Quant à la politique, à l’engagement, au militantisme et aux événements de mai, leur représentation, elle aussi ambivalente, relève de la jouissance à montrer ce que l’on était trop jeune pour avoir vécu. Hazanavicius file en un running gag l’image de Godard aux lunettes cassées lors des manifestations (la première fois, ce fut en février 68 au cours des heurts pour le maintien d’Henri Langlois à la tête de la Cinémathèque), il force le trait dans les AG à la Sorbonne en accentuant la position anti-Israël de Godard (l’équivalence Juifs-nazis viendra plus tard dans l’œuvre et les propos du cinéaste), mais il attire derechef l’attention sur des positions qui, loin de renvoyer au révolu, ne demandent hélas qu’à rebondir au gré de l’actualité. En tout état de cause, l’auteur de The Artist reste un cinéaste comique et citationnel qui, à l’opposé du Godard de 1968, reste vigoureusement à l’intérieur de la maison-cinéma. Une des scènes les plus réussies du film montre en plan séquence fixe (autre figure godardienne) un retour calamiteux en automobile après le rideau tiré sur le festival de Cannes 1968 par Godard, Truffaut, Malle, Polanski et quelques autres seigneurs de moindre importance.
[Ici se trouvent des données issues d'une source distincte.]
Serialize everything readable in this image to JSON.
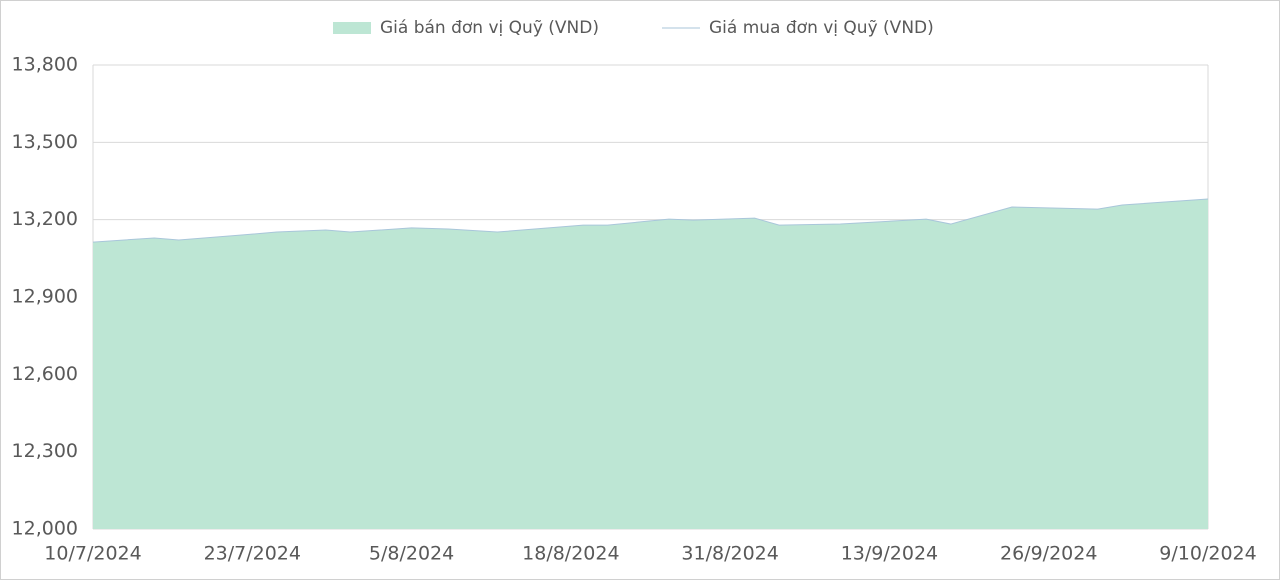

Entassés dans l’habitacle – on circulait mal en ces temps de grève générale –, les principaux personnages assistent à une prise de bec entre Godard et son ami le critique Michel Cournot qui, bien sûr, comprend les raisons politiques, mais, tout de même, a du mal à renoncer à la projection de son premier film, sélectionné à Cannes… La séquence se clôt par la timide intervention du conducteur qui avoue candidement apprécier le cinéma car il aime qu’on « lui raconte des histoires ». Si Hazanavicius s’en était tenu à une telle « définition », le reproche de populisme aurait pu être évoqué ; mais le cinéaste sait conserver son sujet : l’ambivalence, l’hésitation entre les positions contraires, la coïncidence des opposés, apparaissent comme des valeurs qu’il partage avec Godard. D’où l’implacable logique du message final de l’homme qui est retourné à zéro : « ce n’est pas parce que je me suis trompé que j’avais tort ».